08/11/2009, 03:52 PM

(08/11/2009, 03:42 PM)bo198214 Wrote: No, I dont follow your line of thoughts. Somehow you assume that one of both is the perfect iteration while the other is the bad one with sinoidal deviation, dont you?Well, that was a hypothesis from where I was thinking: it may well be, that a function developed at an attracting fixpoint behaves different from one with a repelling one. But I'm (hopefully) not fixed to such hypotheses...

Quote:Imho both have the same right to live (though only the lower fixed point is usable for a tetrational). Each of them is holomorphic at its fixed point while non-holomorphic at the other fixed point.... which is a good argument...

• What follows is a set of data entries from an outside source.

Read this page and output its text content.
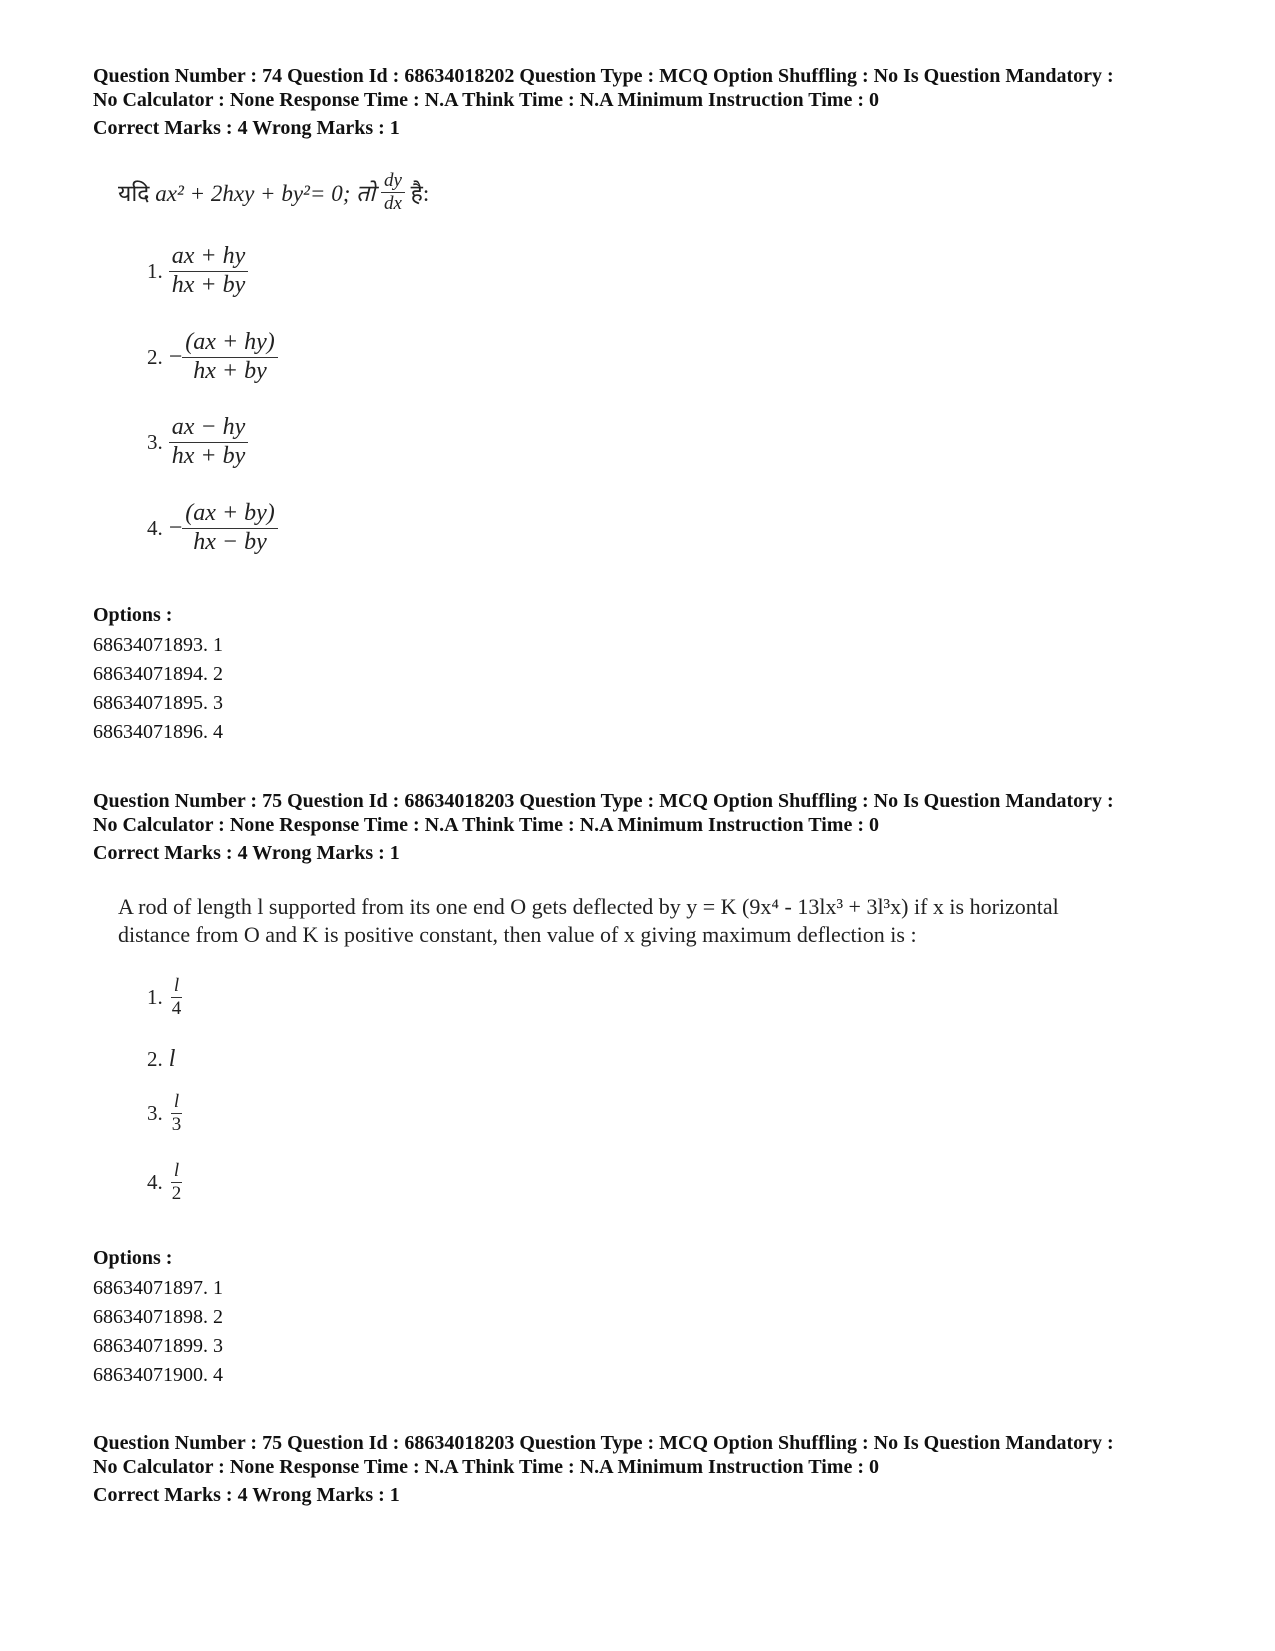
Question Number : 74 Question Id : 68634018202 Question Type : MCQ Option Shuffling : No Is Question Mandatory :
No Calculator : None Response Time : N.A Think Time : N.A Minimum Instruction Time : 0
Correct Marks : 4 Wrong Marks : 1
यदि
ax² + 2hxy + by²= 0; तो
$\frac{dy}{dx}$
है:
1. $\frac{ax + hy}{hx + by}$
2. − $\frac{(ax + hy)}{hx + by}$
3. $\frac{ax - hy}{hx + by}$
4. − $\frac{(ax + by)}{hx - by}$
Options :
68634071893. 1
68634071894. 2
68634071895. 3
68634071896. 4
Question Number : 75 Question Id : 68634018203 Question Type : MCQ Option Shuffling : No Is Question Mandatory :
No Calculator : None Response Time : N.A Think Time : N.A Minimum Instruction Time : 0
Correct Marks : 4 Wrong Marks : 1
A rod of length l supported from its one end O gets deflected by y = K (9x⁴ - 13lx³ + 3l³x) if x is horizontal
distance from O and K is positive constant, then value of x giving maximum deflection is :
1. $\frac{l}{4}$
2. l
3. $\frac{l}{3}$
4. $\frac{l}{2}$
Options :
68634071897. 1
68634071898. 2
68634071899. 3
68634071900. 4
Question Number : 75 Question Id : 68634018203 Question Type : MCQ Option Shuffling : No Is Question Mandatory :
No Calculator : None Response Time : N.A Think Time : N.A Minimum Instruction Time : 0
Correct Marks : 4 Wrong Marks : 1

Quote:I guess with matrix power iteration along the points p in the interval [2,4] we can smoothly deform the tet[p=2] into tet[p=4], where tet[p] is always a superfunction/iteration that though will neither be holomorphic at any of both fixed points.Yepp, as I said in my other post: I'll just find it interesting to quantify the difference and possibly have a functional expression for it. (The same problem which I had with the alternating iteration-series ("tetra-series" as I called them then))

Remember that matrix power iteration coincides with regular iteration when applied to fixed points.

The oscillating behaviour is not contained in the "bad" tetrational but born through taking the difference. *Both* contribute to the oscillation.

The behaviour must be oscillating as we know that f^{-1}(g(z)) - z is 1-periodic.